Ida Fauziyah: RUU Cipta Kerja Lindungi Semua Pekerja
Menteri Ketenagakerjaan Ida Fauziyah menilai RUU Cipta Kerja ingin melindungi semua pekerja, baik kelompok pekerja yang eksis, pencari kerja, maupun pekerja sektor UMKM.
Oleh
Agnes Theodora
·5 menit baca
Di tengah pandemi Covid-19, pemerintah dan DPR mengebut pengesahan Rancangan Undang-Undang Cipta Kerja. Setelah hampir dua pekan dibayangi kesimpangsiuran sumber naskah RUU, Kamis (15/10/2020), naskah final setebal 812 halaman resmi diserahkan kepada Presiden Joko Widodo.
Kendati kritik dan penolakan dari beragam elemen masyarakat muncul di banyak daerah, pemerintah meyakini RUU Cipta Kerja akan mereformasi perekonomian Indonesia. Investasi dijanjikan akan meningkat 6,6 persen sampai 7 persen serta menciptakan 2,7 juta-3 juta lapangan kerja baru per tahun.

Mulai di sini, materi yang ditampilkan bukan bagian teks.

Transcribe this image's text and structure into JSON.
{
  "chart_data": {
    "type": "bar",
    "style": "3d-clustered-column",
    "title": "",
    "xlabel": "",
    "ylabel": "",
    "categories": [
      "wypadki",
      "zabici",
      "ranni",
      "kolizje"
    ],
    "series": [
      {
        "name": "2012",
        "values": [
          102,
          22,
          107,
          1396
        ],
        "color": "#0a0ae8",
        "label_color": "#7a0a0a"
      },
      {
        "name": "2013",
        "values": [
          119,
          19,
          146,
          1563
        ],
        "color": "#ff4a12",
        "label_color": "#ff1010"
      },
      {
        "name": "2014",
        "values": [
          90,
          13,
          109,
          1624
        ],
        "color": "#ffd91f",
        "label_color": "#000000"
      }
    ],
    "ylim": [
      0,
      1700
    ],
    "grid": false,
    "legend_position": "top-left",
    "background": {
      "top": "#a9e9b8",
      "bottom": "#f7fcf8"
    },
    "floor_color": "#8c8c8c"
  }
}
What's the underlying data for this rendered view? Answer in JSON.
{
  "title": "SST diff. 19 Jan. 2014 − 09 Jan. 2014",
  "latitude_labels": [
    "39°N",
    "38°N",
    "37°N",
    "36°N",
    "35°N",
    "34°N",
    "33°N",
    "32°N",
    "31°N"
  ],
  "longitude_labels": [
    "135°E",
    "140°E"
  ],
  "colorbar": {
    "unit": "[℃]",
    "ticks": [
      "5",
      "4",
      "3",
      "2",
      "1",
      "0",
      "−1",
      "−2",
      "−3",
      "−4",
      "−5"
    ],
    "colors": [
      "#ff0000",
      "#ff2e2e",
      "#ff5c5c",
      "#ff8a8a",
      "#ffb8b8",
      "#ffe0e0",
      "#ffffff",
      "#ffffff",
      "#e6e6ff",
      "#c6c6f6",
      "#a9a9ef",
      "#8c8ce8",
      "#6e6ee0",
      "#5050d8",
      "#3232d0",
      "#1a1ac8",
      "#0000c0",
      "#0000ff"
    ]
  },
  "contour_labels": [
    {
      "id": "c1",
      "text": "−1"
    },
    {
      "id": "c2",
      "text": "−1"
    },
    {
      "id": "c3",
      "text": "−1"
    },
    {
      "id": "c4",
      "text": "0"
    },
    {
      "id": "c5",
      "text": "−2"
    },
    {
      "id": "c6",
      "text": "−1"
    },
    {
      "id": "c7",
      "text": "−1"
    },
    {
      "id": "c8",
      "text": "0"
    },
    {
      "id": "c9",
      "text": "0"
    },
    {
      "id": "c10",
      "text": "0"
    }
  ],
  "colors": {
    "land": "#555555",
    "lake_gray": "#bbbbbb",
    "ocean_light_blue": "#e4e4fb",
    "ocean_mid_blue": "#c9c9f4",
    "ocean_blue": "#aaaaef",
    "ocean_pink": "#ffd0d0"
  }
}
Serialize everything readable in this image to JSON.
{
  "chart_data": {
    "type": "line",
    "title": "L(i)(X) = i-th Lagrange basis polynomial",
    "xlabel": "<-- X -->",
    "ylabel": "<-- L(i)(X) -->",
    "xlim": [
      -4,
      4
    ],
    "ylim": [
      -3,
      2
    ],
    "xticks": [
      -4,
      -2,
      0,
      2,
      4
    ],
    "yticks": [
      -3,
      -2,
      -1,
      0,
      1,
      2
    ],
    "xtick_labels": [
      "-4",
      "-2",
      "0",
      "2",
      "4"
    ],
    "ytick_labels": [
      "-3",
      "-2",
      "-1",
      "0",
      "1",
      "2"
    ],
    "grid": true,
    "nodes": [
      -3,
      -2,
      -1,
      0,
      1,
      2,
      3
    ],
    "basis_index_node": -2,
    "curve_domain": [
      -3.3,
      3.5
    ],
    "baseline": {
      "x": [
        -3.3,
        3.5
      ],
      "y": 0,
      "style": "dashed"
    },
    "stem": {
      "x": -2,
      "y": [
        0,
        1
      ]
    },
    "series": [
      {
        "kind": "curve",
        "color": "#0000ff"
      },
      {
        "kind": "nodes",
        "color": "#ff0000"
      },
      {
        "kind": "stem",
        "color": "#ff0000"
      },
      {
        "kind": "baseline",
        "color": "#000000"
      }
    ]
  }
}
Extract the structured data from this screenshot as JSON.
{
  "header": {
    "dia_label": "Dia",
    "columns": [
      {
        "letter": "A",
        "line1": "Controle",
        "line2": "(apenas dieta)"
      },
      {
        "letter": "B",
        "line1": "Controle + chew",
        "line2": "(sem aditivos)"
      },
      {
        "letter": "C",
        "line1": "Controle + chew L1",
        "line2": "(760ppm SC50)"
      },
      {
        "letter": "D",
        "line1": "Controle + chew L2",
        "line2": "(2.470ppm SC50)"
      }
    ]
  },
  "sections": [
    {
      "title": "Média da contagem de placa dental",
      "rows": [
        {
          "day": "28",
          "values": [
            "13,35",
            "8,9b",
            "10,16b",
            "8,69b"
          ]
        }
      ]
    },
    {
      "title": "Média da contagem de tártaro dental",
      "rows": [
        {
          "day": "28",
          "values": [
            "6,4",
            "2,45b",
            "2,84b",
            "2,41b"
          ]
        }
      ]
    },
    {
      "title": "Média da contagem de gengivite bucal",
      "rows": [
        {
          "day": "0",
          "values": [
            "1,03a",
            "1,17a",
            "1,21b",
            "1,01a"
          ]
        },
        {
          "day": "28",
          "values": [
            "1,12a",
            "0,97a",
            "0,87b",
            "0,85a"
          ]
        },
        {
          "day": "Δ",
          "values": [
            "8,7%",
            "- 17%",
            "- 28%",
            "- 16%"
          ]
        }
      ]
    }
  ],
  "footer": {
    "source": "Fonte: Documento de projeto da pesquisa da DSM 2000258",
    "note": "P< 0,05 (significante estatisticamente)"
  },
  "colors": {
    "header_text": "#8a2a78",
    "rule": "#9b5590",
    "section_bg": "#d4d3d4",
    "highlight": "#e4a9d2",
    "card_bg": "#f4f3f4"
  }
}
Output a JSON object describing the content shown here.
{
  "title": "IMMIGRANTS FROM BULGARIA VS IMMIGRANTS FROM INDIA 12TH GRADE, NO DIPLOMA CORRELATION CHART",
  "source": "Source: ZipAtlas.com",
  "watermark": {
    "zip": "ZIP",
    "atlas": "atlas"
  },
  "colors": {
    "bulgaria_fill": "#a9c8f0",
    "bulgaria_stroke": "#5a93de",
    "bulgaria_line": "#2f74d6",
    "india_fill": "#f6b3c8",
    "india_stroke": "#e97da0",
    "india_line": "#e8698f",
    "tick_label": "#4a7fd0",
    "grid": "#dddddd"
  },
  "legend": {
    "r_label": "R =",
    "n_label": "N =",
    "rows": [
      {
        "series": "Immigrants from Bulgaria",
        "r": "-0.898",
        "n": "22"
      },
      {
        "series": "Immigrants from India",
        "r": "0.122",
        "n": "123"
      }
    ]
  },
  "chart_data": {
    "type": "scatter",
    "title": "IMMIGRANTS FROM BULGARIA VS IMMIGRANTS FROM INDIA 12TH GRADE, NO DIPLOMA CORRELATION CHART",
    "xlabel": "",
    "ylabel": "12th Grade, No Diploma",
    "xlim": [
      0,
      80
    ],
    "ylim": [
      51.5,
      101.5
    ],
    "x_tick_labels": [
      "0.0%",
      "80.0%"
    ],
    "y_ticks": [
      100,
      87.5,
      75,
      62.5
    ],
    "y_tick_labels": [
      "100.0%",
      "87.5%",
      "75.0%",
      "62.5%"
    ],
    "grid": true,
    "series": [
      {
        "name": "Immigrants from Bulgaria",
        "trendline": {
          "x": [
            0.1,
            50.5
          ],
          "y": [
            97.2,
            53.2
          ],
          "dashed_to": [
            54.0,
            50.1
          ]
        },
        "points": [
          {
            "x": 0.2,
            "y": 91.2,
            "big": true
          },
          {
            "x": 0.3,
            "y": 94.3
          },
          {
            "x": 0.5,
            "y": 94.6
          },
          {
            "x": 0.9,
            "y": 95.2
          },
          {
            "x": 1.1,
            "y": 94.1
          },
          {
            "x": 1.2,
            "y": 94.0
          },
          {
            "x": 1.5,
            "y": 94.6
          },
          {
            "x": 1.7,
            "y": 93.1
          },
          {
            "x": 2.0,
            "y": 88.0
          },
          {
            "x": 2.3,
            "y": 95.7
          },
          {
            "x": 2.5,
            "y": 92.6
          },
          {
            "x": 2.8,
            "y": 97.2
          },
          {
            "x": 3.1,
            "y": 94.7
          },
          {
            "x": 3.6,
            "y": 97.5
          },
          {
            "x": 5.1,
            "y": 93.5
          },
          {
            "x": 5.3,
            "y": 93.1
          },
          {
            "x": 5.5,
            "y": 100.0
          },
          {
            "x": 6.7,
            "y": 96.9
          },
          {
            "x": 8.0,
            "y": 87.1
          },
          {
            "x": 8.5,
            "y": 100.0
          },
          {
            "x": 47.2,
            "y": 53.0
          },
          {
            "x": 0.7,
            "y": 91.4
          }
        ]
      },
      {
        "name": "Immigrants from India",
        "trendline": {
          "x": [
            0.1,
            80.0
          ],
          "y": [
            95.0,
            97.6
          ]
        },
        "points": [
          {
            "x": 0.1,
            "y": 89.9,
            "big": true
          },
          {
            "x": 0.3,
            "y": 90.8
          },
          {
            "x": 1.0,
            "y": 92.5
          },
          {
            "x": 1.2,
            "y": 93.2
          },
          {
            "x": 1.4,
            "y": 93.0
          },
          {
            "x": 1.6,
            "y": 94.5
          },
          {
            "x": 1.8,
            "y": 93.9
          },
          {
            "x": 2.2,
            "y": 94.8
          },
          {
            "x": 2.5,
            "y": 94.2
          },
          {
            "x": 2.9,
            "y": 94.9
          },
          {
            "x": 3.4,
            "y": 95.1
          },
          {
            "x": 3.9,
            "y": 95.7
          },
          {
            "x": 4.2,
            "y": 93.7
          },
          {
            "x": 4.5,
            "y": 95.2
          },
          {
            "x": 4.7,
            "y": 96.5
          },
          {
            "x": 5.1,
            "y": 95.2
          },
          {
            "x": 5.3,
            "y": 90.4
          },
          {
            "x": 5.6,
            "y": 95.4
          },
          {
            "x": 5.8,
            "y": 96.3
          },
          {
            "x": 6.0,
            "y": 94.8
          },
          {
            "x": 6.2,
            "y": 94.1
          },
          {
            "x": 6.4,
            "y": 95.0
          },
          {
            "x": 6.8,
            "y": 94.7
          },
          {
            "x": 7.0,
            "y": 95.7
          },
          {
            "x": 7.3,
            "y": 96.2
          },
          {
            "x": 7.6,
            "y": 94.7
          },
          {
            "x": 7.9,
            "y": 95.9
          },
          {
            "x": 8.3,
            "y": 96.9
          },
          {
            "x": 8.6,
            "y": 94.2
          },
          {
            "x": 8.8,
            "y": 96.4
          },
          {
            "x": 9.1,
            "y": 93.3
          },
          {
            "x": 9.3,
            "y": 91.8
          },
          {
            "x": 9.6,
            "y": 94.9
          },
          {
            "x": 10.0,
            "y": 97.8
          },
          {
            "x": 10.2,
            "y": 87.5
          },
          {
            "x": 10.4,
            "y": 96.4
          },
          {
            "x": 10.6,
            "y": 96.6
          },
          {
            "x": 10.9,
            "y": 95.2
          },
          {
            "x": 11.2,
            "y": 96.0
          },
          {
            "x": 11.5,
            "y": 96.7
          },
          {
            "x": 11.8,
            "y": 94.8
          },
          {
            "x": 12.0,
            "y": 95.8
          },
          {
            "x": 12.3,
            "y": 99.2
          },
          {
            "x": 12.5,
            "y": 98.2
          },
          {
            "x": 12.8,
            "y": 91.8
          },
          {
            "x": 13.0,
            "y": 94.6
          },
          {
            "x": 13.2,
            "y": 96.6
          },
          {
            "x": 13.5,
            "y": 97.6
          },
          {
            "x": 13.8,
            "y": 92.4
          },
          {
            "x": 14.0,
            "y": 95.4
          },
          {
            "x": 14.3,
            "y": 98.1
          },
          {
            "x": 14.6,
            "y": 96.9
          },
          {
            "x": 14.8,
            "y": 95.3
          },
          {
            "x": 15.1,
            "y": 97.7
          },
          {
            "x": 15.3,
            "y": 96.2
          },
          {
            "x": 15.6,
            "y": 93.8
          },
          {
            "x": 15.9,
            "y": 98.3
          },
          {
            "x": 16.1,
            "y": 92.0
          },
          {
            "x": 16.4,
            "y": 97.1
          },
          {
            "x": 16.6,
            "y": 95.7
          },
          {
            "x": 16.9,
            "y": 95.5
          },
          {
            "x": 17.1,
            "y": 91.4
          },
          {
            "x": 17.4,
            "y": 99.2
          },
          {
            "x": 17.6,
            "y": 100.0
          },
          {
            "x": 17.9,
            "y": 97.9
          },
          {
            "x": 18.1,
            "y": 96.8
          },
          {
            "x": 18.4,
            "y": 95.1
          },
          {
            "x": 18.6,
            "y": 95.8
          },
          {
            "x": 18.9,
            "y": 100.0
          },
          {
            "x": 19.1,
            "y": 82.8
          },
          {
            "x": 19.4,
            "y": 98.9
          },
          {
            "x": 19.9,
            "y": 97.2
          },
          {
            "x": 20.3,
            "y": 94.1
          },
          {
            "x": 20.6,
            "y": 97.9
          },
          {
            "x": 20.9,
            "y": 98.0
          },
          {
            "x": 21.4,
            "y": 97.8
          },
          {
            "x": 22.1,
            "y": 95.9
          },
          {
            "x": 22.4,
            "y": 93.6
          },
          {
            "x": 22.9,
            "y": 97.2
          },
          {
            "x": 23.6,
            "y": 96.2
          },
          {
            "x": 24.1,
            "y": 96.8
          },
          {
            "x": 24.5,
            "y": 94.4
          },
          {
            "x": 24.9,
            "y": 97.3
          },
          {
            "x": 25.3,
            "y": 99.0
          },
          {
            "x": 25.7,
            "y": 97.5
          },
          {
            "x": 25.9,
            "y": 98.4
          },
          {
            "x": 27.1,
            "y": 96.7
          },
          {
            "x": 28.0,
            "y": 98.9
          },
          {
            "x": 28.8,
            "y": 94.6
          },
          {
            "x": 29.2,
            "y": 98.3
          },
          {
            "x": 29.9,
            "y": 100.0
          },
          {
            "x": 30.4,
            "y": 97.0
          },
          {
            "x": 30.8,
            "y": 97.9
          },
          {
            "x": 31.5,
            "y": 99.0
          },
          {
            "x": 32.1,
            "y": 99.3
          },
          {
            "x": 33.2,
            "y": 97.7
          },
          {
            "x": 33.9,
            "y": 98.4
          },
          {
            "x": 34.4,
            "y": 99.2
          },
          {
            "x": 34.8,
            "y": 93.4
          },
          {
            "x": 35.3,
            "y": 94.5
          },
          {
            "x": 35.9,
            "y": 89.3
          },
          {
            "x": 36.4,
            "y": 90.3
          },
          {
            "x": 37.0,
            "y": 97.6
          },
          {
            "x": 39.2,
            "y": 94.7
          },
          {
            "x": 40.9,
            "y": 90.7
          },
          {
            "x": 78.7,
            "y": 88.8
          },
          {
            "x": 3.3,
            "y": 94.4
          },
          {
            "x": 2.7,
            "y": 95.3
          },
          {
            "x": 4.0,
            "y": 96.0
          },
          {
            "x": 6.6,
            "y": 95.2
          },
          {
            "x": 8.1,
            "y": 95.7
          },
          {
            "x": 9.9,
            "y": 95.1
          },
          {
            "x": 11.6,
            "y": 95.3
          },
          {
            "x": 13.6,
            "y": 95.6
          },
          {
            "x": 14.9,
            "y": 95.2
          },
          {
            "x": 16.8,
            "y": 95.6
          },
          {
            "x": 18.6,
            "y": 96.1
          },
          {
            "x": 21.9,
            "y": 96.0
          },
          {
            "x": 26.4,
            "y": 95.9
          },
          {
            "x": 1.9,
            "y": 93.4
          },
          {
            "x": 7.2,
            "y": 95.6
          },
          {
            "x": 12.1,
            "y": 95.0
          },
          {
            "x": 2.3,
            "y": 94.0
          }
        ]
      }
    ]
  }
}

Menteri Ketenagakerjaan Ida Fauziyah berpandangan, sejumlah ketentuan regulasi ketenagakerjaan perlu diubah untuk melenturkan aturan yang dinilai tidak mampu menyeimbangi tren dan dinamika pasar tenaga kerja. Berikut petikan wawancara Kompas dengan Ida Fauziyah, Kamis (15/10/2020).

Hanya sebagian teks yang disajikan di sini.